If In Waves represents anything, it is that simplicity is often the key to great metal records. Songs like the thunderous title track – with its juddering lead riff that simultaneously recalls both the poly-rhythmic thump of Meshuggah and a particularly infectious metalcore breakdown – and the insanely catchy Watch The World Burn, offer a refined upgrade of Trivium’s finest past moments, with all the naïve experimentation and indulgent showboating stripped away to reveal a gleaming, streamlined core of bullshit-free heavy fucking metal.
“We’re seeing loads of bands now with killer guitar players who are really technical and proggy, especially in some of the deathcore bands in the US, but when you walk away from their show for the first time, what do you remember?” asks Matt. “You don’t really remember a riff, a hook or a song. This record is our response to what I’ve begun to see as ‘the same old thing’, and recently metal has become the same old thing. There’s not been anything lately that’s breaking the tradition, it’s just been the same music videos and the same formula.”
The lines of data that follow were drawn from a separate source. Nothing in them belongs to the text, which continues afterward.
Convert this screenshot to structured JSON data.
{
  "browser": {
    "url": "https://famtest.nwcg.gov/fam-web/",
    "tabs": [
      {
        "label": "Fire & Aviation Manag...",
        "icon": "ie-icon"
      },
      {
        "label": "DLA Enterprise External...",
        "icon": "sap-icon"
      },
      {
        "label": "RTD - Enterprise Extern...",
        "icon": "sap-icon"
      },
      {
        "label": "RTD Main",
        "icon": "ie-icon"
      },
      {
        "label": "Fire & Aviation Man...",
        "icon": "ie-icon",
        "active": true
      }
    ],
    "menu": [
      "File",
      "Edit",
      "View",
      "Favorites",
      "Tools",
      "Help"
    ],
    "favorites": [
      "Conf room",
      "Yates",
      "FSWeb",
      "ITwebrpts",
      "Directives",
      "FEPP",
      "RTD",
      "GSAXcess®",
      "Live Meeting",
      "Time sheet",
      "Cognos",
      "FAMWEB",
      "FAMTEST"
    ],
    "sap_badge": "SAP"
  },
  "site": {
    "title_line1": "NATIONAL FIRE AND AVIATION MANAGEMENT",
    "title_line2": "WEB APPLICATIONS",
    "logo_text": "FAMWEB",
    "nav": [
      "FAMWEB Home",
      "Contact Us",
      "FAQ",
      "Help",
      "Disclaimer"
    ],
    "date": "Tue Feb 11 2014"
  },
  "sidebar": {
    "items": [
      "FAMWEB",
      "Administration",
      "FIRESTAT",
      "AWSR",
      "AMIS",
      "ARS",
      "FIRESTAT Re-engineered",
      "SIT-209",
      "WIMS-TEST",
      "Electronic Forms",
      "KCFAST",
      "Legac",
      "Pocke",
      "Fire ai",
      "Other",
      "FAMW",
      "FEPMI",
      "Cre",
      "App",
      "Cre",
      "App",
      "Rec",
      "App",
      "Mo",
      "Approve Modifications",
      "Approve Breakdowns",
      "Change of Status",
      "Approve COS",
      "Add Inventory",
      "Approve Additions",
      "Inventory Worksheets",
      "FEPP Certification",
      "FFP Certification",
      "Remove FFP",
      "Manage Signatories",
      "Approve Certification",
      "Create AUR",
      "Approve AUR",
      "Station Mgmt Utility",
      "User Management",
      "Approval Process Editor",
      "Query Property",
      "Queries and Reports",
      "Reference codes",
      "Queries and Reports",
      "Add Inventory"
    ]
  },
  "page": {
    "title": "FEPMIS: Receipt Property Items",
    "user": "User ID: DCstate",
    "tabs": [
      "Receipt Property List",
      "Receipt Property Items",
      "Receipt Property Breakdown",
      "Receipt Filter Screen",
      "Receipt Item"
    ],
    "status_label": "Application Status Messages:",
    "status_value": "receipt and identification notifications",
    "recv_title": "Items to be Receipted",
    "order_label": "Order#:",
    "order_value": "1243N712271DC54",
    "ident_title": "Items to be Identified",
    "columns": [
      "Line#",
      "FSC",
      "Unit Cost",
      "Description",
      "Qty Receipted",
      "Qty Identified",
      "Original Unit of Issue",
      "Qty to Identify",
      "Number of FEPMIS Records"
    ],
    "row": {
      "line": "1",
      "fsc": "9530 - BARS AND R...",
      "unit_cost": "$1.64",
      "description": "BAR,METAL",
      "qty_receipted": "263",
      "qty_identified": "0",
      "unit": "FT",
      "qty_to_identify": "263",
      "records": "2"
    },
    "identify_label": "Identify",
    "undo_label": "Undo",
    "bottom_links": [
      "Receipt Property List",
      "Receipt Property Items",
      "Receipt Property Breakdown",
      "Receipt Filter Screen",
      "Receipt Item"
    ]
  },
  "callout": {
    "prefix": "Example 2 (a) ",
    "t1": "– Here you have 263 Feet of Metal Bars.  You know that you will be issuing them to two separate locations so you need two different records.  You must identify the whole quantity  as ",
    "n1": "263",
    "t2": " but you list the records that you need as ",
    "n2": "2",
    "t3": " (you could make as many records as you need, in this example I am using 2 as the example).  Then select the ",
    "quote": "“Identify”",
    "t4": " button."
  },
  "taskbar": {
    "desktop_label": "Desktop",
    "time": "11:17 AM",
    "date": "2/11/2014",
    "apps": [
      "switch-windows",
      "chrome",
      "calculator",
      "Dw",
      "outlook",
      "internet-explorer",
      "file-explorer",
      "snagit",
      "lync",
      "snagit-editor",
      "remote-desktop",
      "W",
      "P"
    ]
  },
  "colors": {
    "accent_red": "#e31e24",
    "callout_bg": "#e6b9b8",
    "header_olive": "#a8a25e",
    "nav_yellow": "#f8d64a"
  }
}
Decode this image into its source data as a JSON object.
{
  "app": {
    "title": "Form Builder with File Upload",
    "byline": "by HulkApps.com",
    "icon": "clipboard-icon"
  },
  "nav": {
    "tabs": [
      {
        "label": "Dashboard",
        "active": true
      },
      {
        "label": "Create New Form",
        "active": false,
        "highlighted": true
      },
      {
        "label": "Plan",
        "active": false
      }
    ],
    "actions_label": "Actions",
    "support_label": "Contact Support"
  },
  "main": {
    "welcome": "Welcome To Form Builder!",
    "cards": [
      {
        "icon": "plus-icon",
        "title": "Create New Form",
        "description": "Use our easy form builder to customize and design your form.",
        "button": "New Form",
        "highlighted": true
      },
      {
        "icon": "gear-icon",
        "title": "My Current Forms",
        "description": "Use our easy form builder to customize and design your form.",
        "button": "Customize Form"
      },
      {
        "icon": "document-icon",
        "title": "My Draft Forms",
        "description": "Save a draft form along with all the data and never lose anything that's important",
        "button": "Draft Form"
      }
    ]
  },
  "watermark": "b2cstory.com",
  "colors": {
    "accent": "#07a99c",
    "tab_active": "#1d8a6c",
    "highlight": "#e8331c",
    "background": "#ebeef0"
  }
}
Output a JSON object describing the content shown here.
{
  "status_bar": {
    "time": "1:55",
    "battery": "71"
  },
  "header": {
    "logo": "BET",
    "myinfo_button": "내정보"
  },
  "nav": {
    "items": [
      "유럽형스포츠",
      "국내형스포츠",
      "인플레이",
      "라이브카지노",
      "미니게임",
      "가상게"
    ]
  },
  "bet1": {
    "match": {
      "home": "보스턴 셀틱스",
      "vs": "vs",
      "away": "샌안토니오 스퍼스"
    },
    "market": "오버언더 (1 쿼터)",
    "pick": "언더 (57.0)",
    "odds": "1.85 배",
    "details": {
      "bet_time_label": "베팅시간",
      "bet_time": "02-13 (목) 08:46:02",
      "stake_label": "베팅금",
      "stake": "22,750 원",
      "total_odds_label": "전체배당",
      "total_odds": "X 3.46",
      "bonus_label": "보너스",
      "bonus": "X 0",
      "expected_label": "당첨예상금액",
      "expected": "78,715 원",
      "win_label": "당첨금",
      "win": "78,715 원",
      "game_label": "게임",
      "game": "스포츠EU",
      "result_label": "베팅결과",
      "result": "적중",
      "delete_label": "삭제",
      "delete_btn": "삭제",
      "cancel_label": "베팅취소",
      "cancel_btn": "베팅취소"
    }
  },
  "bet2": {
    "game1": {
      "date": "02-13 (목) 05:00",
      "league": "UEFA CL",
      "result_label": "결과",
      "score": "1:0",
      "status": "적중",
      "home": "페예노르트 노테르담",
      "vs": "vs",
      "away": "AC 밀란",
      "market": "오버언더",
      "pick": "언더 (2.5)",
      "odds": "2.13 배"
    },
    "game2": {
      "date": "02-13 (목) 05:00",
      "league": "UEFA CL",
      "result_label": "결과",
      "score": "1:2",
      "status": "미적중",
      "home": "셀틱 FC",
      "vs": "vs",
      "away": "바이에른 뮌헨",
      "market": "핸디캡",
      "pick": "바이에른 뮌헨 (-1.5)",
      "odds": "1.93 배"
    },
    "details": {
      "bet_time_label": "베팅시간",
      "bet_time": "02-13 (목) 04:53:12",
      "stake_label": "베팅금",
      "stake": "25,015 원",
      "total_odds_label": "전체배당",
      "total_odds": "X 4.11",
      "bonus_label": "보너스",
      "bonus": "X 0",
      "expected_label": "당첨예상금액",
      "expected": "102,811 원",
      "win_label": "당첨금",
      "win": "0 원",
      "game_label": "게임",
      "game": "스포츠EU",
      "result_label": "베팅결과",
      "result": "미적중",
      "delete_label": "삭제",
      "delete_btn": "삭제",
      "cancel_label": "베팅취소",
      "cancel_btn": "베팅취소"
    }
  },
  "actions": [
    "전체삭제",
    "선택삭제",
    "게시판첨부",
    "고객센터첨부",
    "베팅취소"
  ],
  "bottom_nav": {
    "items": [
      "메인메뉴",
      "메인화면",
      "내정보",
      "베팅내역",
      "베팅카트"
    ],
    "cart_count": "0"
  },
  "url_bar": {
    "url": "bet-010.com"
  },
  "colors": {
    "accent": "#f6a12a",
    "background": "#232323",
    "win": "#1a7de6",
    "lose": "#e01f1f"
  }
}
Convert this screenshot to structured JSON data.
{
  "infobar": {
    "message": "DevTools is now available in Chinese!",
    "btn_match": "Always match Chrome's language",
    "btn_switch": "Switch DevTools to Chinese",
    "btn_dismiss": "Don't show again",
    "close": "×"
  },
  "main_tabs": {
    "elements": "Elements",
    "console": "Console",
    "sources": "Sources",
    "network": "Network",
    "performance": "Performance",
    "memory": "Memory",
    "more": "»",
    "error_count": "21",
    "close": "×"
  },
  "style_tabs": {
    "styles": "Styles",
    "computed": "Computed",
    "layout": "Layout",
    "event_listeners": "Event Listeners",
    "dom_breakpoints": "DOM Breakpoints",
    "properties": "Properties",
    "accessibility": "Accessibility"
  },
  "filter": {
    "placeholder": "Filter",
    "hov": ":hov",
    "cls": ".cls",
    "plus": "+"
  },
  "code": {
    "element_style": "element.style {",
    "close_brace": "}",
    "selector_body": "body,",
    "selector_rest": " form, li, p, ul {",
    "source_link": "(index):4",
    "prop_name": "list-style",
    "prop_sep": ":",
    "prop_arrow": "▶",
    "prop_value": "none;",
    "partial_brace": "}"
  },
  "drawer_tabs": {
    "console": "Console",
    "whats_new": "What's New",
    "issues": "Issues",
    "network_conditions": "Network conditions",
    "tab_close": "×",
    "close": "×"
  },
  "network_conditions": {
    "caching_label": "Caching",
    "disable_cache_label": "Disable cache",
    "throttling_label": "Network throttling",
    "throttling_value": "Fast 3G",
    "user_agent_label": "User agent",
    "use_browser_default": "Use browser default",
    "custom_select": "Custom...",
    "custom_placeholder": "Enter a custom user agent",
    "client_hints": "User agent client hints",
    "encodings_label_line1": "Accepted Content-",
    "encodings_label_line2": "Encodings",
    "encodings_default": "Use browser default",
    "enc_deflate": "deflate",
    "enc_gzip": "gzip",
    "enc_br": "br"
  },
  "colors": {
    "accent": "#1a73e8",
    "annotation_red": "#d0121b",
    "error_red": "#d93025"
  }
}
From the songs themselves to the mysterious artwork and proudly unconventional visual elements for the album’s accompanying DVD that the band have spent the last year piecing together, In Waves is what happens when a great band take control of their affairs, remembering what made them special in the first place and celebrating that with unprecedented passion and verve. Trivium may never reproduce that first, invigorating rush of success, but they are now fully equipped to march into the future, emboldened by each other and inspired by the knowledge that they looked disaster in the face and laughed.
“This ain’t fucking around,” deadpans Corey. “There’s something we’ve captured on this record, this unexplainable fire and energy in the performances that the other records didn’t have. This record gets you jacked up. Our manager was like, ‘Man, every time I listen to the record I wanna go and punch somebody!’ It’s one of those metal records, like when I was a kid and I heard Slayer for the first time. I went ‘Fuck yeah!’ and it sparked something in me.”
“We feel so prepared now,” concludes Matt. “I look at the bands that got me into metal and I see that their songwriting is dwindling, their art is looking cornier, and it makes me angry to see that in the US, metal isn’t cool anymore. I want to change the game. That’s the goal now. Regardless of any positive, negative or mediocre response, we’re gonna do exactly what we want to do and have a good time doing it.”